“THE MISFORTUNE OF BEING RICH MEN’S SONS”

“I should like to cause you to say some other important things for young men to learn and benefit by.”

“Our young partners in the Carnegie company have all won their spurs by showing that we did not know half as well what was wanted as they did. Some of them have acted upon occasions with me as if they owned the firm and I was but some airy New Yorker, presuming to advise upon what I knew very little about. Well, they are not now interfered with. They were the true bosses,—the very men we were looking for.

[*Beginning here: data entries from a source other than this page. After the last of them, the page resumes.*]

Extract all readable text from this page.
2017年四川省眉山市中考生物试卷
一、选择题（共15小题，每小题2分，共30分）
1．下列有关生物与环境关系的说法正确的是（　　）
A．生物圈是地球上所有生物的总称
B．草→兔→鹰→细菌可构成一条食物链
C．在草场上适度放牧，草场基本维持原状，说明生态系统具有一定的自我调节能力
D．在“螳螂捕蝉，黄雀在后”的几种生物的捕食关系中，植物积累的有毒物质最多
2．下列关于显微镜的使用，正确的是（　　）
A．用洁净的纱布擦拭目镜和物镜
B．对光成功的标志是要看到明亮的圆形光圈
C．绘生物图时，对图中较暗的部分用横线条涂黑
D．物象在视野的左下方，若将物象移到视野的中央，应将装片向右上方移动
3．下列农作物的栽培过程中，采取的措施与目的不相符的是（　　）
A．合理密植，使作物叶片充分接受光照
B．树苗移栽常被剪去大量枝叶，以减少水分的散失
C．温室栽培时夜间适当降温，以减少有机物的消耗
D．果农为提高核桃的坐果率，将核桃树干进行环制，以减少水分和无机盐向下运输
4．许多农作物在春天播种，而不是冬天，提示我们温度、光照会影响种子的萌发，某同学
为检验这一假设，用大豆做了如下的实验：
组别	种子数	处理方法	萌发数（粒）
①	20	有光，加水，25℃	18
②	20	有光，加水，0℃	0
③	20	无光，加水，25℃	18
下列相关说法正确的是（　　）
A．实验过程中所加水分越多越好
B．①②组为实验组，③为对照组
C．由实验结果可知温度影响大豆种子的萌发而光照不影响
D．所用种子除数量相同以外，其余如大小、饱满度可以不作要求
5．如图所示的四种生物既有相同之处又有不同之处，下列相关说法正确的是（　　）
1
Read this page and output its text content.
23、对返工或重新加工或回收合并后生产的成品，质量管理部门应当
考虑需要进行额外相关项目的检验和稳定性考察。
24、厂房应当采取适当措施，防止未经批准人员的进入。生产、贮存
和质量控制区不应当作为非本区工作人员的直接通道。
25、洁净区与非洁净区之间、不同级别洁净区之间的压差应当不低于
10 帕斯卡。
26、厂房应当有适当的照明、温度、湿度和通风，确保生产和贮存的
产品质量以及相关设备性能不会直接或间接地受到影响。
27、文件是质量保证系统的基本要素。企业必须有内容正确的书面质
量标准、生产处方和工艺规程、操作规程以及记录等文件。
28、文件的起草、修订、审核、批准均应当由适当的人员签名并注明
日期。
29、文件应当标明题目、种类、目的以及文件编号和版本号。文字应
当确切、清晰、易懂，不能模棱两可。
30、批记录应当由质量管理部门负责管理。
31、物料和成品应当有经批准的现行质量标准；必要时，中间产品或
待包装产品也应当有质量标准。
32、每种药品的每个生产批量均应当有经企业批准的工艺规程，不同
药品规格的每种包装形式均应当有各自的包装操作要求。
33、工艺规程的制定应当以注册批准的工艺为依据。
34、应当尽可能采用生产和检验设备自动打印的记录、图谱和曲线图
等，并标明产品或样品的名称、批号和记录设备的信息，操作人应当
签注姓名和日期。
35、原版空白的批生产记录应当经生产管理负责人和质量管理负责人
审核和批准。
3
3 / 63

“Is this all for the poor boy?”

“Every word. Those who have the misfortune to be rich men’s sons are heavily weighted in the race. A basketful of bonds is the heaviest basket a young man ever had to carry. He generally gets to staggering under it. The vast majority of rich men’s sons are unable to resist the temptations to which wealth subjects them, and they sink to unworthy lives. It is not from this class that the poor beginner has rivalry to fear. The partner’s sons will never trouble you much, but look out that some boys poorer, much poorer, than yourselves, whose parents cannot afford to give them any schooling, do not challenge you at the post and pass you at the grand stand. Look out for the boy who has to plunge into work direct from the common school, and begins by sweeping out the office. He is the probable dark horse that will take all the money and win all the applause.”[[7]]

[7]. Mr. Carnegie’s recent retirement from business, and the sale of his vast properties to the Morgan Syndicate, marks a new era in his remarkable career; and it gives him the more leisure to consider carefully every dollar he bestows in the series of magnificent charities that he has inaugurated.